Norge
Le secret d'un sourire
Je ne vois plus les mouches de la même façon depuis que j'ai lu Norge avec attention. Que de lignes leur sont réservées ! Des poèmes entiers, sur toutes sortes de mouches…

" J'ai toujours envié les mouches ". Q'un poète parle d'animaux, voilà qui n'est pas très original, et on trouve un bestiaire chez Norge comme chez nombre de poètes, mais que l'animal le plus illustré et le plus utilisé soit sans nul doute la mouche, voilà qui étonne. Lors des premières lectures, ces mouches semblent très anodines, et particulièrement bien adaptées à l'humour et à l'humeur de Norge, toujours proche de la vie quotidienne, avec des gros plans sur des détails insignifiants à première vue. Pourtant, cette insistance est frappante lorsqu'on lit les recueils de Norge à la suite. Alors pourquoi les mouches ? " Mon paradis est en mouches " dit Norge.

 

Qui boivent, mangent, se couchent
Sans loi, sans heurt et sans façon
Et savent marcher au plafond ".

(" Peuple roi " dans La belle saison )


Elles ont des qualités que nous les humains n'avons pas : elles marchent à l'envers, elles volent, elles picorent à droite et à gauche… rien ne les arrête, et elles goûtent l'or comme la fiente. Elles vivent en groupes, ou seules, elles sont toujours en alerte, " vivaces ", même lorsqu'elles sentent la mort qui vient. En cela, elles nous enseignent une sorte de philosophie de la vie. Ainsi, dans " Une fête " petit poème du Stupéfait, une mouche va mourir…

" Mais elle ne gémit pas
Et nous zézaie à tue-tête,
Mordant au raisin muscat
Que la mort est une fête. "


Elsa la mouche

La mouche est-elle donc un symbole pour Norge ? Elle est bien trop petite pour être aussi importante, et pourtant, dans Les 4 vérités on assiste à la mort d'Elsa la mouche ; voici la fin du poème :

" Elsa mourut : le frêle événement !
Mais elle était lueur d'une pensée
Et dites-moi, lourds barils des nuées
Si vos lueurs savent briller autant .
Son chant soyeux, ses ailes de mica
Ne vibrent plus parmi les choses rondes
Et songez-y, comètes et polkas,
Tout comme vous, Elsa tournait au monde. "
 
Ailleurs, Norge l'associe au temps :
 
" Au vaste juillet ronronne
L'invisible mouche à vent
Voilà le seul bruit que sonne
Le temps. "
 
(Le Gros gibier , " Les mouches ")
 

La mort, le temps, ne croyez pas que Norge est un poète pesant, non, c'est le poète du sourire, de tous les sourires. N'y a-t-il pas un poème intitulé " Le sourire d'une mouche " dans Le stupéfait tout comme il y a un recueil intitulé Le sourire d'Icare ? Si l'on examine les titres des recueils ou poèmes de Norge, on n'a pas fini de s'étonner : " Poèmes incertains, Les oignons, Les râpes, Feuilles de chou, Les cerveaux brûlés… " Mais n'est-ce pas à nous de " chercher la petite bête " ?

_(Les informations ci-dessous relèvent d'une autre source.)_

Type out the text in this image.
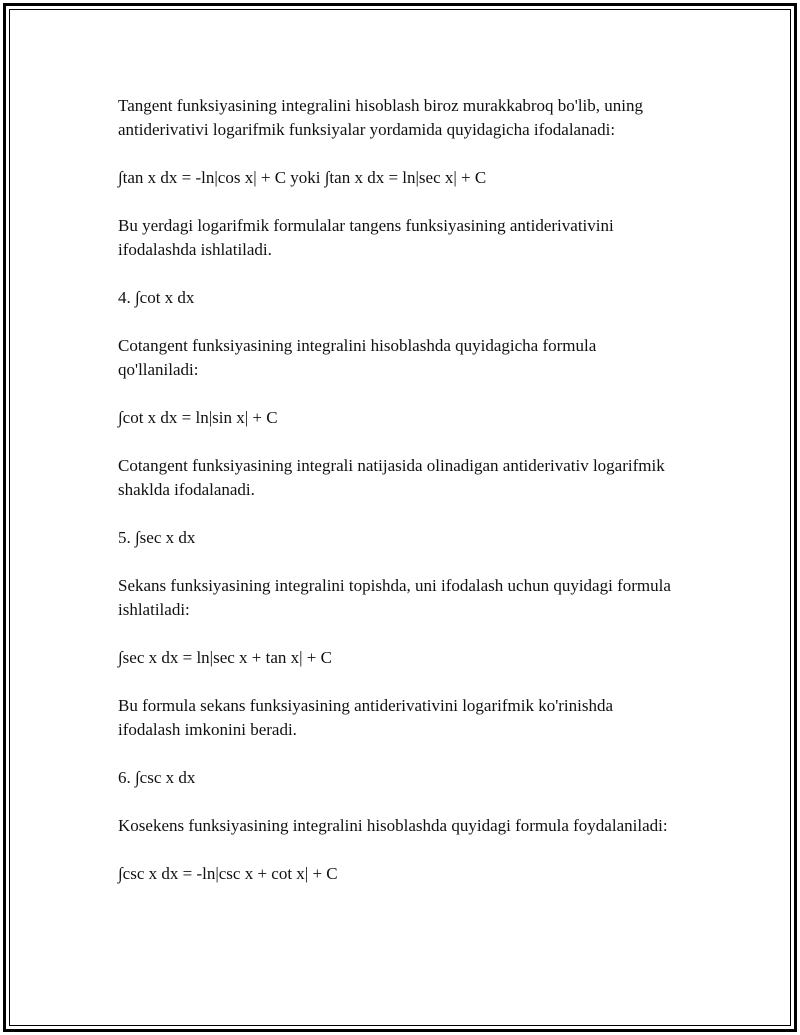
Tangent funksiyasining integralini hisoblash biroz murakkabroq bo'lib, uning antiderivativi logarifmik funksiyalar yordamida quyidagicha ifodalanadi:

∫tan x dx = -ln|cos x| + C yoki ∫tan x dx = ln|sec x| + C

Bu yerdagi logarifmik formulalar tangens funksiyasining antiderivativini ifodalashda ishlatiladi.

4. ∫cot x dx

Cotangent funksiyasining integralini hisoblashda quyidagicha formula qo'llaniladi:

∫cot x dx = ln|sin x| + C

Cotangent funksiyasining integrali natijasida olinadigan antiderivativ logarifmik shaklda ifodalanadi.

5. ∫sec x dx

Sekans funksiyasining integralini topishda, uni ifodalash uchun quyidagi formula ishlatiladi:

∫sec x dx = ln|sec x + tan x| + C

Bu formula sekans funksiyasining antiderivativini logarifmik ko'rinishda ifodalash imkonini beradi.

6. ∫csc x dx

Kosekens funksiyasining integralini hisoblashda quyidagi formula foydalaniladi:

∫csc x dx = -ln|csc x + cot x| + C
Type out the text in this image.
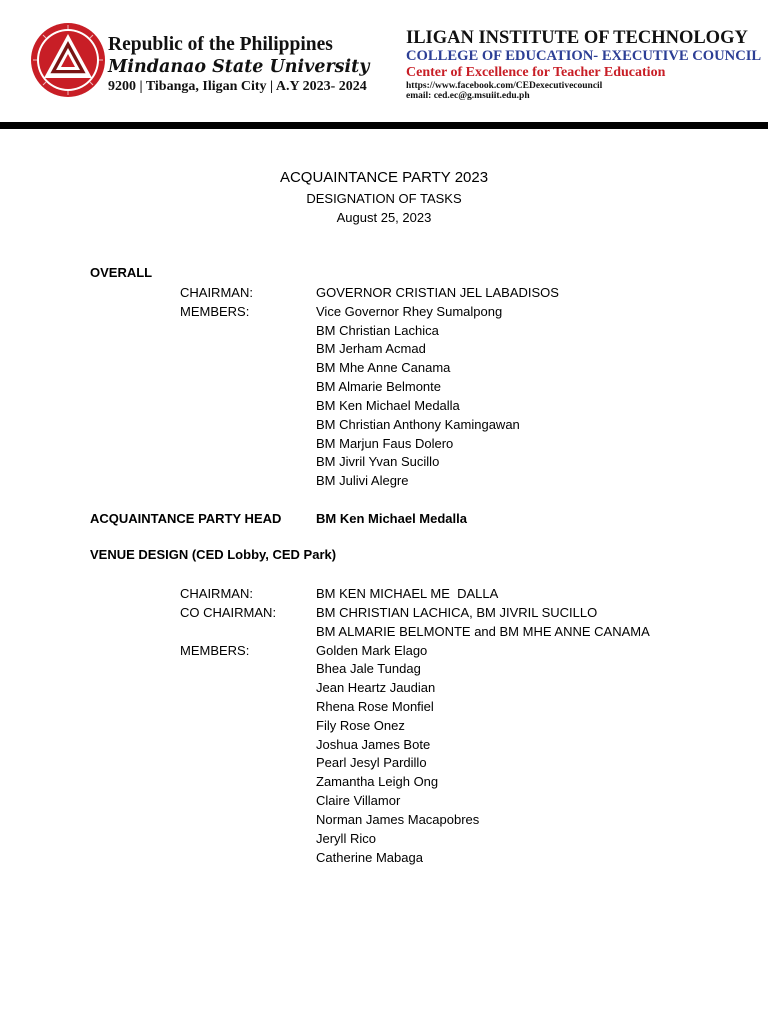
Republic of the Philippines
Mindanao State University
9200 | Tibanga, Iligan City | A.Y 2023- 2024
ILIGAN INSTITUTE OF TECHNOLOGY
COLLEGE OF EDUCATION- EXECUTIVE COUNCIL
Center of Excellence for Teacher Education
https://www.facebook.com/CEDexecutivecouncil
email: ced.ec@g.msuiit.edu.ph
ACQUAINTANCE PARTY 2023
DESIGNATION OF TASKS
August 25, 2023
OVERALL
CHAIRMAN:	GOVERNOR CRISTIAN JEL LABADISOS
MEMBERS:	Vice Governor Rhey Sumalpong
BM Christian Lachica
BM Jerham Acmad
BM Mhe Anne Canama
BM Almarie Belmonte
BM Ken Michael Medalla
BM Christian Anthony Kamingawan
BM Marjun Faus Dolero
BM Jivril Yvan Sucillo
BM Julivi Alegre
ACQUAINTANCE PARTY HEAD	BM Ken Michael Medalla
VENUE DESIGN (CED Lobby, CED Park)
CHAIRMAN:	BM KEN MICHAEL ME  DALLA
CO CHAIRMAN:	BM CHRISTIAN LACHICA, BM JIVRIL SUCILLO
BM ALMARIE BELMONTE and BM MHE ANNE CANAMA
MEMBERS:	Golden Mark Elago
Bhea Jale Tundag
Jean Heartz Jaudian
Rhena Rose Monfiel
Fily Rose Onez
Joshua James Bote
Pearl Jesyl Pardillo
Zamantha Leigh Ong
Claire Villamor
Norman James Macapobres
Jeryll Rico
Catherine Mabaga
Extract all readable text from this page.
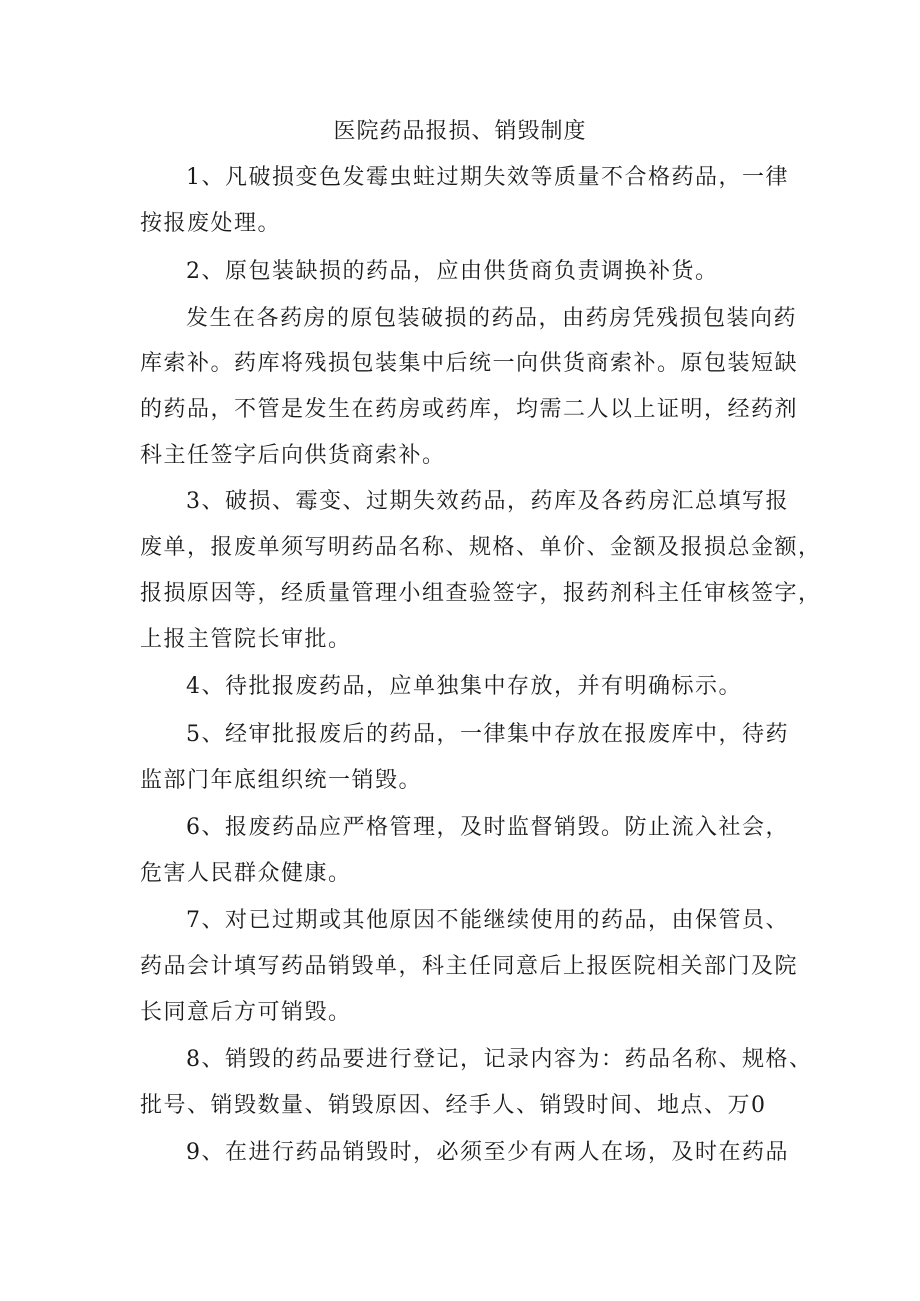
医院药品报损、销毁制度
1、凡破损变色发霉虫蛀过期失效等质量不合格药品，一律
按报废处理。
2、原包装缺损的药品，应由供货商负责调换补货。
发生在各药房的原包装破损的药品，由药房凭残损包装向药
库索补。药库将残损包装集中后统一向供货商索补。原包装短缺
的药品，不管是发生在药房或药库，均需二人以上证明，经药剂
科主任签字后向供货商索补。
3、破损、霉变、过期失效药品，药库及各药房汇总填写报
废单，报废单须写明药品名称、规格、单价、金额及报损总金额，
报损原因等，经质量管理小组查验签字，报药剂科主任审核签字，
上报主管院长审批。
4、待批报废药品，应单独集中存放，并有明确标示。
5、经审批报废后的药品，一律集中存放在报废库中，待药
监部门年底组织统一销毁。
6、报废药品应严格管理，及时监督销毁。防止流入社会，
危害人民群众健康。
7、对已过期或其他原因不能继续使用的药品，由保管员、
药品会计填写药品销毁单，科主任同意后上报医院相关部门及院
长同意后方可销毁。
8、销毁的药品要进行登记，记录内容为：药品名称、规格、
批号、销毁数量、销毁原因、经手人、销毁时间、地点、万0
9、在进行药品销毁时，必须至少有两人在场，及时在药品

Il semble que Géo Norge (Georges Mogin de son vrai nom) ait eu un destin situé sous le signe du double et de l'ambiguïté. Ainsi, il eut deux noms, dont l'un (le pseudonyme) viendrait des timbres sur lesquels il rêvait enfant, ceux de la Norvège, et reprend les lettres de son patronyme. Deux métiers, celui de lainier, toujours en représentation et en voyage pour obtenir des commandes, et celui d'artiste : il a commencé par un poème scénique à scandale, " Tam-Tam ", et a créé le Théâtre du Groupe libre avec Raymond Rouleau à Bruxelles ; acteur lui-même, il a permis à des auteurs de lire leurs textes devant un auditoire en fondant Les Greniers. Et toute sa vie, il fera en sorte que la poésie soit lue à voix haute.

Un os à ronger

Son premier métier de voyageur de commerce lui a offert d'innombrables possibilités pour observer les comportements humains et les paysages, et il a ainsi nourri son art. Art multiple, puisqu'il dessine, il se sent proche de la sculpture, mais c'est la poésie qui va l'emporter dans son itinéraire d'artiste ; c'est elle en effet qui lui permet de dénombrer la terre, puis de faire part de ses trouvailles.
" Le poète sera écouté car seul il fut vraiment aux écoutes. " dit-il dans Joie aux âmes. Et aussi : " Nous sommes ceux qui recueillent le meilleur de ce monde et le proposent à tous les hommes ".
Tout texte est un " message " pour lui, mais n'imaginez pas trouver dans ses recueils une poésie aux pieds d'airain. Non, vous y lirez une poésie libre comme lui, qui respire la fraîcheur et invite au sourire par une apparente simultanéité entre la perception et l'expression. Au milieu des comptines, dictons populaires, jeux de mots et pirouettes, dans des situations quotidiennes, se glissent des lieux communs qu'il revisite en tournant la logique contre elle-même, laissant le lecteur charmé, amusé, mais avec un os à ronger comme aurait dit Rabelais. On n'est jamais loin de la gravité, mais on est toujours près du sourire, voire du rire.

L'étonné

Voici " L'étonné ", dans Les Oignons : " Pour réussir dans la vie il faut s'étonner de tout et même s'étonner de vivre. Car un homme étonné apprend à chaque instant. Une rose étonnante, une femme étonnante, une étonnante guerre, jamais son bouclier n'est pris au dépourvu. Non, il sait accueillir les sursauts du destin : rien ne l'étonne. " Pour traiter le thème du temps qui passe, il transforme le " Cueillez dès aujourd'hui les roses de la vie " de Ronsard et le " Carpe diem " d'Horace en une comptine délicieuse :

" Une poule sur un mur
Qui picote de l'azur.
Picoti et picota.

Une poule au bec de flûte
Qui picote les minutes
Et les amours que vous eûtes.

Une poule au bec de feu
Qui picote gens et dieux
Cheveu, cheveu par cheveu (… )

Vivez, belles créatures,
N'attendez pas, n'attendez pas :
Une poule sur un mur

Picote un pain qui ne dure.
Picote et picota.
Lèv' ta queue et saute en bas. "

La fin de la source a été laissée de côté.